Während die Weltgesundheitsorganisation (WHO) anhaltend vor der Gefahr der Affenpocken warnt, gibt es zumindest bei den vorhandenen Therapiemöglichkeiten eine gewisse Entwarnung. Laut deutschen Wissenschaftlern wirken die vorhandenen antiviralen Medikamente auch bei dem aktuellen Ausbruch.
Den Beweis dafür haben Experten der Goethe-Universität in Frankfurt am Main und von der Universität von Kent (Canterbury) jetzt im "New England Journal of Medicine" veröffentlicht. Der Hintergrund: Das Affenpockenvirus ist mit dem Pockenvirus (Variola Virus) eng verwandt, das bis zu seiner Ausrottung durch Impfung Ende der 1970er-Jahre große Ausbrüche mit hohen Todesraten von rund 30 Prozent verursacht hat. Affenpockeninfektionen verursachen eine mildere Erkrankung. Trotzdem beträgt die Todesrate etwa drei Prozent. Als besonders gefährdet durch einen schweren Verlauf gelten Menschen mit einem geschwächten Immunsystem, Betagte, Schwangere, Neugeborene und kleine Kinder.

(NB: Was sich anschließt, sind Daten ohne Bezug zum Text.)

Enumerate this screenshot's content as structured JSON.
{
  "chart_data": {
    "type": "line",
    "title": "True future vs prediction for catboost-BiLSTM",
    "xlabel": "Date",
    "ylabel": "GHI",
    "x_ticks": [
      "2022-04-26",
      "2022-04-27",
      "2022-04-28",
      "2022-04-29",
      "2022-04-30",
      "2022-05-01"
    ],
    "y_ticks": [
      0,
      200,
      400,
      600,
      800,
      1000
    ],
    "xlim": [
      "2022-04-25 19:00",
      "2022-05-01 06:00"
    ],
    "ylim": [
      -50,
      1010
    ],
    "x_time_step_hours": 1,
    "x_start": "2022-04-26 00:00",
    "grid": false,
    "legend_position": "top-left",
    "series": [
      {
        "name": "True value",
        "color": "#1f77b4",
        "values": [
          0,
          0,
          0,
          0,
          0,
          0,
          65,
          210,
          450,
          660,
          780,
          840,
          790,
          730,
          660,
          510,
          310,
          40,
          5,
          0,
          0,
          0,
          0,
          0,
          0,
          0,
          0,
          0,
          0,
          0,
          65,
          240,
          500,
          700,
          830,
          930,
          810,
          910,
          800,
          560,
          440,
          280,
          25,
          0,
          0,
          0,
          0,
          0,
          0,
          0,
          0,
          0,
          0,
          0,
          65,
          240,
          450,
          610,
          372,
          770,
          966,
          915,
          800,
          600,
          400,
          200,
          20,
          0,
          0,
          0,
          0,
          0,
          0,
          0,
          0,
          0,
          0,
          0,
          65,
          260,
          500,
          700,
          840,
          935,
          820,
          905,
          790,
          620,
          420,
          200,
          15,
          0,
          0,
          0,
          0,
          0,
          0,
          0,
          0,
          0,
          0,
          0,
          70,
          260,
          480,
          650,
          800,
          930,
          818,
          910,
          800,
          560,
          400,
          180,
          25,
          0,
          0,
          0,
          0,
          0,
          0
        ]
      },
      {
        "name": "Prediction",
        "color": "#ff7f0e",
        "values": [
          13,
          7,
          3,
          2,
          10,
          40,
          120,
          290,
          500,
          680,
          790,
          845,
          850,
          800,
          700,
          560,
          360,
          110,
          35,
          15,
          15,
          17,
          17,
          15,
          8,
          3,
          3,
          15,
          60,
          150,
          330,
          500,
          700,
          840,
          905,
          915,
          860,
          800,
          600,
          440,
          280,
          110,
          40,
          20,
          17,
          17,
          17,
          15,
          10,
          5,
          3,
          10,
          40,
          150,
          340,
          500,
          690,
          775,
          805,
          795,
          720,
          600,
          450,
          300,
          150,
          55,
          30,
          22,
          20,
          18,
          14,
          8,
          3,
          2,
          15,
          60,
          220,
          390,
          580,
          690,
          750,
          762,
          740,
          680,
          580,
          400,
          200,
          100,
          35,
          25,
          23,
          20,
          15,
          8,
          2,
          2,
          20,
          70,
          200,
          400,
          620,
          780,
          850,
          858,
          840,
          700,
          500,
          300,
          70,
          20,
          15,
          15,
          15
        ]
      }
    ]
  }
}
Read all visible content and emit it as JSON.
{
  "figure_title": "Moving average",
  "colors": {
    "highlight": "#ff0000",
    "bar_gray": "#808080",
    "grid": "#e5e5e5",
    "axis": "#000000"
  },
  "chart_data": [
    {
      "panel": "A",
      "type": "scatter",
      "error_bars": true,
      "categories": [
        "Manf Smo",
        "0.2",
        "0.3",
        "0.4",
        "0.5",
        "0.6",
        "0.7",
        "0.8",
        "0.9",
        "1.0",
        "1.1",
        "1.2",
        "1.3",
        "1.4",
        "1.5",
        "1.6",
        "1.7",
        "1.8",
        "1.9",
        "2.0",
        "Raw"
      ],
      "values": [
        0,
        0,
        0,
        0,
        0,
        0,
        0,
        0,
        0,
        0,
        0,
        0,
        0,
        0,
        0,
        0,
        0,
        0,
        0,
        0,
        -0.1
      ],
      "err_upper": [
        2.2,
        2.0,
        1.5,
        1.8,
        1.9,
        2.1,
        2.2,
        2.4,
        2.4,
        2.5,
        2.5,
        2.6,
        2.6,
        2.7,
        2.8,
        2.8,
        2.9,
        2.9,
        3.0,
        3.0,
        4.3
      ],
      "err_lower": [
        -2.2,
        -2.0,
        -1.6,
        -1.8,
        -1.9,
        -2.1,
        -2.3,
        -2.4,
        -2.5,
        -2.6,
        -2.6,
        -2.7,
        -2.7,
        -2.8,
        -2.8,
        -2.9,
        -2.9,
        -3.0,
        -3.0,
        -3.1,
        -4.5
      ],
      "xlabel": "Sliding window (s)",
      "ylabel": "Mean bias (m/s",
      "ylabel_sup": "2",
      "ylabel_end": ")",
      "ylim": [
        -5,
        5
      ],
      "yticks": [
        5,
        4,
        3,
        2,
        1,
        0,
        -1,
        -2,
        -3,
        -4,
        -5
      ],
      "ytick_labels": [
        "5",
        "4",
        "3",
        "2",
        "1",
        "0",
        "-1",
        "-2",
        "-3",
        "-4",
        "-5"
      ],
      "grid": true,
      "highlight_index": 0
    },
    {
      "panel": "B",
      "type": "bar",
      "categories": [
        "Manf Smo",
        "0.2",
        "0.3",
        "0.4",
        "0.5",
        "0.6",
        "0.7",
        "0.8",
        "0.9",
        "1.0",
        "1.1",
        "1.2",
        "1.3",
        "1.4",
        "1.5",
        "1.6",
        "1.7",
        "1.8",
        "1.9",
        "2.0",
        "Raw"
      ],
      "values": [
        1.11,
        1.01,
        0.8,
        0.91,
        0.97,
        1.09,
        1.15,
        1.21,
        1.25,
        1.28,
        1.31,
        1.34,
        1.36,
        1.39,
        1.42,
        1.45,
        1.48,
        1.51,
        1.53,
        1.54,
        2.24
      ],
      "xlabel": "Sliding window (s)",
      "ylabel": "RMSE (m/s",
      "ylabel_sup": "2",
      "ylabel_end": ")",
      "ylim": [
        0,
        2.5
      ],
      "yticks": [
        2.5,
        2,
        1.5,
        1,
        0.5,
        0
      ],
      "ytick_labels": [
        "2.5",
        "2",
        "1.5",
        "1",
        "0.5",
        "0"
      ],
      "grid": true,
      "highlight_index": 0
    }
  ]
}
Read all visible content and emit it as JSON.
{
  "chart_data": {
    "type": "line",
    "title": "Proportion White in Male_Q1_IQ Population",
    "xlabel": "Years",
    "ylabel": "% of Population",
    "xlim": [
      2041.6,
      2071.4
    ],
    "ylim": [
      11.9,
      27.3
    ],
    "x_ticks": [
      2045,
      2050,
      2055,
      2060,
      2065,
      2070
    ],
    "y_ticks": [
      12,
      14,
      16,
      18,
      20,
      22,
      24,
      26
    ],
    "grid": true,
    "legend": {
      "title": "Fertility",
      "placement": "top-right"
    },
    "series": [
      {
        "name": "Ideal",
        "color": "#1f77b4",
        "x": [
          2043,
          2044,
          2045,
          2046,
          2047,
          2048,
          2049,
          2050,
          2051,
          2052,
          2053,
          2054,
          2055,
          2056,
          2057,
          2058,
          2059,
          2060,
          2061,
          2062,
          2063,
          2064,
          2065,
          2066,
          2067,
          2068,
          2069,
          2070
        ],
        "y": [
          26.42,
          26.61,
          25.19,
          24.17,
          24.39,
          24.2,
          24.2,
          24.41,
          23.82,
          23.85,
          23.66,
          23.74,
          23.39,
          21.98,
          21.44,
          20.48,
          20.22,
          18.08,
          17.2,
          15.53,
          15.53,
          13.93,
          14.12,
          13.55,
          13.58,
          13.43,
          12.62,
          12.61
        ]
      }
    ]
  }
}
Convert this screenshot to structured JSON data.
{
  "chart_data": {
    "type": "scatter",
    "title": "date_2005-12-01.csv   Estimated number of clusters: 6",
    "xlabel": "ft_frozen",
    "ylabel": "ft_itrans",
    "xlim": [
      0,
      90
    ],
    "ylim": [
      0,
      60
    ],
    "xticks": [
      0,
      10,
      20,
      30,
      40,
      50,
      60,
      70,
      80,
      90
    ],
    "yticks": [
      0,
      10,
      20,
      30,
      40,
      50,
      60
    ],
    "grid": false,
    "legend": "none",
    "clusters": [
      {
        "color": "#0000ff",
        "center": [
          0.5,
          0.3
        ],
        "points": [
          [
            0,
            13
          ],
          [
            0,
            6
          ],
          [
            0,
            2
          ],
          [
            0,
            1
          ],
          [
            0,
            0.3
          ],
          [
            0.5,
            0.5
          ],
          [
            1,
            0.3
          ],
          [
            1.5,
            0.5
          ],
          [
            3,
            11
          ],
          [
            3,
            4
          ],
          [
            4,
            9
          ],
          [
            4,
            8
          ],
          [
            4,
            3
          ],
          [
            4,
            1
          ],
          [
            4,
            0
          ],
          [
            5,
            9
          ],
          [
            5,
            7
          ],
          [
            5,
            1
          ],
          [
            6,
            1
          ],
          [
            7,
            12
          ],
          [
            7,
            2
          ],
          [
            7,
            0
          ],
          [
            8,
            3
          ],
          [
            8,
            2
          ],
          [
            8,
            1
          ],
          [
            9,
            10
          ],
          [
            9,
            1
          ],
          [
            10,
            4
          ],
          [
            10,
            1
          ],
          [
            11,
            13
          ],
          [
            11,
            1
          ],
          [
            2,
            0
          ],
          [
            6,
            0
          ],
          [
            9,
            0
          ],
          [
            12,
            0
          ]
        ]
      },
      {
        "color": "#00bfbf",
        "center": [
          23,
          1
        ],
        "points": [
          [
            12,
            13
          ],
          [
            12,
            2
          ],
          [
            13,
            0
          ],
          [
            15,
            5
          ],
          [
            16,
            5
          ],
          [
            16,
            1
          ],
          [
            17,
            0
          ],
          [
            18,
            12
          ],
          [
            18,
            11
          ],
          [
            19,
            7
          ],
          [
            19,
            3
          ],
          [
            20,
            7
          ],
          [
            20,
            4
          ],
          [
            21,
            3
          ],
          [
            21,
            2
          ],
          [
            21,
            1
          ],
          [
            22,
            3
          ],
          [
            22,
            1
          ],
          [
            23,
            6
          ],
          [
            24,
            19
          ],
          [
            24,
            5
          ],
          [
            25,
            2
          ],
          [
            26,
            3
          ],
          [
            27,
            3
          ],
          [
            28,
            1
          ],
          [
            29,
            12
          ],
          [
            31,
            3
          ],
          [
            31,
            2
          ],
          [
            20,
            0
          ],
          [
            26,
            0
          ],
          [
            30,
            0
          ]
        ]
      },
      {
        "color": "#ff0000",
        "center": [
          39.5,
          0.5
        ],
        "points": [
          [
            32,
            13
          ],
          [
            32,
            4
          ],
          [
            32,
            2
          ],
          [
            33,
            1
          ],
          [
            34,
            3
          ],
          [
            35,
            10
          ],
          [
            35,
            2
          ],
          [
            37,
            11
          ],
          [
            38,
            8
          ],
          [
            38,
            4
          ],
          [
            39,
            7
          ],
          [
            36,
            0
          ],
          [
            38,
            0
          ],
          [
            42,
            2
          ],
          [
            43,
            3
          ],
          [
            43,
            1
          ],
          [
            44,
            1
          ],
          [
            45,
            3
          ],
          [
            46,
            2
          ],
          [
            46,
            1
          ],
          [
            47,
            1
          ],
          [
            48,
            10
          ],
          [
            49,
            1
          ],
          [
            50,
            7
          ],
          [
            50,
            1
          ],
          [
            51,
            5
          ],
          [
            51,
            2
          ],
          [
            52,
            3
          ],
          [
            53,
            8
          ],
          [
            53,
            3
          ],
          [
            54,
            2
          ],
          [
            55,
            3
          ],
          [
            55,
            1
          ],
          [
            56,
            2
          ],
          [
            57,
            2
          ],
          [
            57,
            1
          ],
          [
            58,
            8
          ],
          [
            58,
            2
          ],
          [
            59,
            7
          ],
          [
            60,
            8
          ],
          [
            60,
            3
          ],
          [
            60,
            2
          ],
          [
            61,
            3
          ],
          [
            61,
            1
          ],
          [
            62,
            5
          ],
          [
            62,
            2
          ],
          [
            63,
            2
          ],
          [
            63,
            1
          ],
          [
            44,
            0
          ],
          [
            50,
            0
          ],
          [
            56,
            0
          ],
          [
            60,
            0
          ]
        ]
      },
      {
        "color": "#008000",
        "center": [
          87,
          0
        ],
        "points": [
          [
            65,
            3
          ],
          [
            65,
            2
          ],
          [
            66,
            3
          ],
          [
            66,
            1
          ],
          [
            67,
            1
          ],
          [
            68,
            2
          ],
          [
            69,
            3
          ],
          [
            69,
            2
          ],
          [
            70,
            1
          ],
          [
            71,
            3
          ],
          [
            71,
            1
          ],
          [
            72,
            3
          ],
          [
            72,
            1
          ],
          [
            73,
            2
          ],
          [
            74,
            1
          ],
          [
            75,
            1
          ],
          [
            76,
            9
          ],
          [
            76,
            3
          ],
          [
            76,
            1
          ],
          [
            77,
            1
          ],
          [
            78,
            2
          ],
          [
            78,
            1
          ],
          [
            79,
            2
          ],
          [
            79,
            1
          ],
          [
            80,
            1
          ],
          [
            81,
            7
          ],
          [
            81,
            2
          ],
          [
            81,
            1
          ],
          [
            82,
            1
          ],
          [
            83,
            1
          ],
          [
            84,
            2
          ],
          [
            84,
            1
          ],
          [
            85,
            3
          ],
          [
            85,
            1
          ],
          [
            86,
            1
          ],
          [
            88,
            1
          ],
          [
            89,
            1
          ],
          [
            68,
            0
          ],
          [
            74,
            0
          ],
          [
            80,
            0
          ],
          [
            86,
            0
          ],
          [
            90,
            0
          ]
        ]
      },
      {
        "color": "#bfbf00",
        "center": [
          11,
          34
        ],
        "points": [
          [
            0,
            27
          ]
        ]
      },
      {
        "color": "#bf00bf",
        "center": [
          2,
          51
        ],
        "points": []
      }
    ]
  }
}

Bis vor Kurzem kamen Affenpocken nur in bestimmten Teilen Afrikas vor, wenn sich Menschen durch Kontakt mit Wildtieren infizierten, vor allem mit Nagetieren wie der Gambia-Riesenhamsterratte oder dem Rotschenkelhörnchen. Seit Mai vergangenen Jahres wird aber praktisch weltweit und zum ersten Mal ein großer Affenpockenausbruch außerhalb von Afrika registriert. Die Viren verbreiteten sich ausschließlich durch die Übertragung von Mensch zu Mensch. Das ist neu und dürfte mit Mutationen der Erreger zu tun haben. Die WHO hat das als "Gesundheitliche Notlage internationaler Tragweite" eingestuft.
Medikamente, die gegen die "echten" Pocken entwickelt wurden
Ungefähr zehn Prozent der Patienten mit Affenpocken müssen im Krankenhaus behandelt werden. Darüber hinaus unterscheidet sich der derzeitige Affenpockenausbruch nicht nur in seinem Übertragungsweg, sondern auch in der Krankheitssymptomatik von bisherigen Ausbrüchen. "Diese Unterschiede im Verhalten des Virus gaben Anlass zu Befürchtungen, dass sich die derzeit zirkulierenden Affenpockenviren so weit verändert hätten, dass sie auf die verfügbaren Medikamente nicht mehr ansprechen würden", teilte die Goethe-Universität in einer Aussendung mit. Die Befürchtung: Die vorhandenen Medikamente zur Behandlung einer solchen Infektion könnten wegen Virusmutationen nicht mehr die volle Wirksamkeit entfalten.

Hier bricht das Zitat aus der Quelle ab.